Compared with the attentions and efforts paid to promoter in metabolic engineering, the transcriptional terminator is apparently neglected. Transcriptional terminator is a segment of DNA sequence whose function is to define where the transcription of a gene or an operon should be stopped through different mechanisms [80].

Different transcriptional terminations will lead to the different version of transcripts, offering a powerful regulatory mechanism on expression of gene. In addition to its primary function to terminate a transcription, transcriptional terminator was found to stabilize its own mRNA [81]. Engineering transcriptional terminator might also be a target that can be used to regulate gene expression in bacterial metabolic engineering studies, because a similar result was confirmed in yeast [82]: a higher-level mRNA and protein of the cloned gene in a plasmid was achieved when TPS1 terminator (TPS1t) was selected from the four studied terminators CYC1t, TDH3t, and PGK1t.

Concluding Remarks

It is a quite straightforward idea to alter the metabolic pathway of an organism to a direction that is expected by the human being. To fulfill this task, at an earlier time, random mutations were introduced with the aid of chemomutagen or physical treatment (e.g., the most routinely used UV irradiation); combined with subsequent screening, expected mutants might be obtained. In most cases, except for the production of recombinant protein, a better productivity is frequently the results of a changed pathway. Therefore, such kind of operation is essentially metabolic engineering, at least “irrational” one. Now, we can do the same job in a quite different and more rational way due to the increased understanding in metabolic pathways in many microorganisms.

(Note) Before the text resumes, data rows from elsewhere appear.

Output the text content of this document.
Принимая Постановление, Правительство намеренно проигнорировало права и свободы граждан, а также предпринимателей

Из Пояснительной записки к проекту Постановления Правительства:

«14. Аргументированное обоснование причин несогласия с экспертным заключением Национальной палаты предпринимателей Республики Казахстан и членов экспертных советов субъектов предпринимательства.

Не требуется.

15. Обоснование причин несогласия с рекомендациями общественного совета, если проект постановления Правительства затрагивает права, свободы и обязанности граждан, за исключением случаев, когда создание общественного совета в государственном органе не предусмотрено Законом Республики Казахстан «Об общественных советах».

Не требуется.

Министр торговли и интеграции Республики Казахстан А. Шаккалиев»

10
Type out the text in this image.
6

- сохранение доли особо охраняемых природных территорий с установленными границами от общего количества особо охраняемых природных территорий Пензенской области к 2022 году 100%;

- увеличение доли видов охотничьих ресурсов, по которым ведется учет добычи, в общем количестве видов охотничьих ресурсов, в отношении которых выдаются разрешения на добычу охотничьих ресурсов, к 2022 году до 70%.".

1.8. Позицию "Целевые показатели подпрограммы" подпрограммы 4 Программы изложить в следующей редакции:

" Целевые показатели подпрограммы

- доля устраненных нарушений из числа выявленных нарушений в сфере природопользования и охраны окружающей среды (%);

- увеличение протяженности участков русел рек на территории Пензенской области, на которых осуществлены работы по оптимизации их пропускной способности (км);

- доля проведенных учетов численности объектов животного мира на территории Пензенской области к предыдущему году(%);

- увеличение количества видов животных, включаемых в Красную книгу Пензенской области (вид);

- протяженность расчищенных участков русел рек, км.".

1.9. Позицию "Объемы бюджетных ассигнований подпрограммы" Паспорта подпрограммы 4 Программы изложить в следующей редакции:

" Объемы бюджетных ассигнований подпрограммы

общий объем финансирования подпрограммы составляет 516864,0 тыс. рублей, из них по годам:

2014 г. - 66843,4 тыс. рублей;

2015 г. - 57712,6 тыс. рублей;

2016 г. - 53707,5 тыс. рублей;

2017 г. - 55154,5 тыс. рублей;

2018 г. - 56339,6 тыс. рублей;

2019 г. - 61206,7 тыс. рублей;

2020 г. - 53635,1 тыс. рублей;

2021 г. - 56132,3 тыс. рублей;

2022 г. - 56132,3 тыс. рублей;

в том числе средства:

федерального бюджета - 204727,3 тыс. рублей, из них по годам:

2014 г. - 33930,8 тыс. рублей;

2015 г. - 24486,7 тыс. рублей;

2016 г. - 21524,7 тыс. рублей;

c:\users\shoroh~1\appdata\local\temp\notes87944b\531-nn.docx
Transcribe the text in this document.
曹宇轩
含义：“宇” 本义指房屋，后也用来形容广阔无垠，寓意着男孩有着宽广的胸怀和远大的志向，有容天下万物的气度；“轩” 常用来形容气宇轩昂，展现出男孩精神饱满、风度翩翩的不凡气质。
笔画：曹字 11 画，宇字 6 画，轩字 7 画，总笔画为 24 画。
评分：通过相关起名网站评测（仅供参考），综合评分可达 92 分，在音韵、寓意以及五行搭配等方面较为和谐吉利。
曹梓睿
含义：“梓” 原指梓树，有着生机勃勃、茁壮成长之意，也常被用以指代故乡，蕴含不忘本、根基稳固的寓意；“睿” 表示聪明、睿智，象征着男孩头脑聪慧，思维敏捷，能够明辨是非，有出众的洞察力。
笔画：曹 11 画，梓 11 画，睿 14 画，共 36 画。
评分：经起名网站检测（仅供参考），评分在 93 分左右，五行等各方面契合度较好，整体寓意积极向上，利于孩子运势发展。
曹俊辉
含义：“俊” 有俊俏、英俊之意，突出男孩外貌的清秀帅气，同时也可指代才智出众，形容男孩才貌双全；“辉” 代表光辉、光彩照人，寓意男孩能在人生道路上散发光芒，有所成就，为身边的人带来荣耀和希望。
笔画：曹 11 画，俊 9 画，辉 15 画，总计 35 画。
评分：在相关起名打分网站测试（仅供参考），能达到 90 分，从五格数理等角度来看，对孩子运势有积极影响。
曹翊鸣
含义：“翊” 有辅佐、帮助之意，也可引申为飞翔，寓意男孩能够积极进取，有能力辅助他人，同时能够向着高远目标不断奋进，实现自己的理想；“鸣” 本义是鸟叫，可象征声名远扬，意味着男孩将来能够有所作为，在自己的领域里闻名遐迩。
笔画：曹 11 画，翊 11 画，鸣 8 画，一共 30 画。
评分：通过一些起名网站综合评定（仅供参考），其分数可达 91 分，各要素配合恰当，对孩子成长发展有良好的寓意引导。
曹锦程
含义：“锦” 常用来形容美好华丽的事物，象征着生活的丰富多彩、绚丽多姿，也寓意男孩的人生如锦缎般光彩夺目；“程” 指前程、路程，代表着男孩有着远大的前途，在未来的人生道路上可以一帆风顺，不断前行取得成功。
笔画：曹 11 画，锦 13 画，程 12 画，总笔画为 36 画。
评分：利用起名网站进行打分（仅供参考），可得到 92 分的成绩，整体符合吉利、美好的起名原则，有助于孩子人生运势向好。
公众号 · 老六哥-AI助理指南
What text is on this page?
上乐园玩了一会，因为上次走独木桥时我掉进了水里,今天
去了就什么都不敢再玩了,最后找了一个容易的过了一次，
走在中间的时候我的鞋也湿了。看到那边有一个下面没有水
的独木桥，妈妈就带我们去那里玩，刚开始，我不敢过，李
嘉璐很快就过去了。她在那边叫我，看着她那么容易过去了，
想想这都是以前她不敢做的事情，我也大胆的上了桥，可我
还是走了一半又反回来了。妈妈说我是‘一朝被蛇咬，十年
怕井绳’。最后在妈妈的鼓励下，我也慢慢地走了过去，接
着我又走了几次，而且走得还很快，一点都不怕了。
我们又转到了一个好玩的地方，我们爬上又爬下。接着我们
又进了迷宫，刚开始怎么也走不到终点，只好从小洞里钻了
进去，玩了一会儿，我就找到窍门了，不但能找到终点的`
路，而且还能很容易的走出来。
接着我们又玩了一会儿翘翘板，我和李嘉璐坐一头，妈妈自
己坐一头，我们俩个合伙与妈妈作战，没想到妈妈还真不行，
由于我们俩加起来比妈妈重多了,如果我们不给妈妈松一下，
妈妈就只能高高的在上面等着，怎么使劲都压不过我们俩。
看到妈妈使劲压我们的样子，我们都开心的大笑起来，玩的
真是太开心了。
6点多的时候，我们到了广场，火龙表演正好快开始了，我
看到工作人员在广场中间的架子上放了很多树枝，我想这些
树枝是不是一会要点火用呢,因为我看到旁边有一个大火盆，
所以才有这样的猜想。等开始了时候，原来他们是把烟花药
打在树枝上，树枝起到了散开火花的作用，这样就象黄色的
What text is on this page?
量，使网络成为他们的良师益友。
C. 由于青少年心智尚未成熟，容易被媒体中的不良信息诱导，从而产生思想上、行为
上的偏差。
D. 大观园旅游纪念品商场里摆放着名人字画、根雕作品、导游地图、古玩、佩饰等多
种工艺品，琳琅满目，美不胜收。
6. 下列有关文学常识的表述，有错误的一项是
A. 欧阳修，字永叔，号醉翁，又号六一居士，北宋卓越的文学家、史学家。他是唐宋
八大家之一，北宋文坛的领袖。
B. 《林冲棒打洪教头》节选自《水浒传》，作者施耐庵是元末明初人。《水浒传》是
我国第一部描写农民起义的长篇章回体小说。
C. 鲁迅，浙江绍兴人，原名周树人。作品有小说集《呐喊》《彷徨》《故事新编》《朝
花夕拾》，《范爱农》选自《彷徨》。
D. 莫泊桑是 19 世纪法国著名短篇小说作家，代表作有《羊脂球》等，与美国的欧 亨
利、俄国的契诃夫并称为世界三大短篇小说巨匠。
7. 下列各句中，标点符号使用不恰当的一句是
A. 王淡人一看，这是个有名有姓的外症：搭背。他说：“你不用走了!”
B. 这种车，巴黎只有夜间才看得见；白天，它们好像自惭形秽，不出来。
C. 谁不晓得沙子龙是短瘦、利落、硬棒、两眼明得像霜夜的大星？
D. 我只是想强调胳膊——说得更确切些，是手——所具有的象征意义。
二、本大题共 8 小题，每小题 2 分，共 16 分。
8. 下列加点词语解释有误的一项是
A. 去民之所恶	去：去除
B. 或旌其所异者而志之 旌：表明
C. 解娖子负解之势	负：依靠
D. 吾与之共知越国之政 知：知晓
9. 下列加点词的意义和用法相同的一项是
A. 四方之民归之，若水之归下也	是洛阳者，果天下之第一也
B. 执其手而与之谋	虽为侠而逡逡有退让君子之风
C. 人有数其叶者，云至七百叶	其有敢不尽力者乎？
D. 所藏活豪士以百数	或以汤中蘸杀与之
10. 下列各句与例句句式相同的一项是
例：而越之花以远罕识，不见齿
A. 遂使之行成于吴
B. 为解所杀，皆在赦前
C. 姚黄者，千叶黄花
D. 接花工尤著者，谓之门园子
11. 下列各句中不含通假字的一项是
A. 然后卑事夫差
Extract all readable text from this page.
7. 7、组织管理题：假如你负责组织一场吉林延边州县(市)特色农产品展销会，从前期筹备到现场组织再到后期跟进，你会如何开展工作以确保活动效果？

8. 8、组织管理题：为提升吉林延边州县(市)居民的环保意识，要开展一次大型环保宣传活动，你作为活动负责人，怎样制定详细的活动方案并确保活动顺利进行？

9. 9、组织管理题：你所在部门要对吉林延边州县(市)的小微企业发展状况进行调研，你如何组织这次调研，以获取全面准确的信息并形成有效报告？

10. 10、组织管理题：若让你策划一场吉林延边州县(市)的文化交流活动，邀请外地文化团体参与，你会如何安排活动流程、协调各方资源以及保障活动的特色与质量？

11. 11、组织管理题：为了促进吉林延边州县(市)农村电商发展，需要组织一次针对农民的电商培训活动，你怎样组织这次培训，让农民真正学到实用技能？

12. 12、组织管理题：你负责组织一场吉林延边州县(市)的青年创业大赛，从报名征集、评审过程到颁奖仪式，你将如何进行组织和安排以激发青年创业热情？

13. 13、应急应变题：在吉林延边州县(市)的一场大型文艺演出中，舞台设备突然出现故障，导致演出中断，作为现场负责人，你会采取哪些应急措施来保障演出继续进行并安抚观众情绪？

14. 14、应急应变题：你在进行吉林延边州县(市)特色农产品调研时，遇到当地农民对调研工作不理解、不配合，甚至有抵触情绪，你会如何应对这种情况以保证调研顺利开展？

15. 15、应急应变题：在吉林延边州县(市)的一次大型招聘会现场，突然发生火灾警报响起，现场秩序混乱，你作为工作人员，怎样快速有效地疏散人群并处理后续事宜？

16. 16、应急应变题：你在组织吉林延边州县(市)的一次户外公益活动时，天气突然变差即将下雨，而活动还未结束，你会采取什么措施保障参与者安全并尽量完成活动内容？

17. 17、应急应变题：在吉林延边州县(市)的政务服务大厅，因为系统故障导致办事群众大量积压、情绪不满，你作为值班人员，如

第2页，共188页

The functional elucidation of the individual part of a gene (the dictator of enzymes that defines a metabolic pathway) enables us to find the suitable targets that can be changed to alter the metabolic pathway. We can change the property of a metabolic enzyme by changing its encoding sequence through directed evolution or rational design, and control the time scale and strength of expression of the gene by a different promoter (strong or weak inducible promoter, auto-responsive promoter). The sophisticated mechanisms in quorum sensing and VHb functioning can be used to control gene expression in an automated way. Newly discovered and universally occurring riboswitch provides the most efficient and economical control strategies in gene expression at the transcriptional level across different species. In an operon of more than one gene, the intergenic region can also play an important role in regulation of the expression of all the member genes in it. These offer more targets that can be used to metabolically engineering microbes into a better biotechnology workhorse.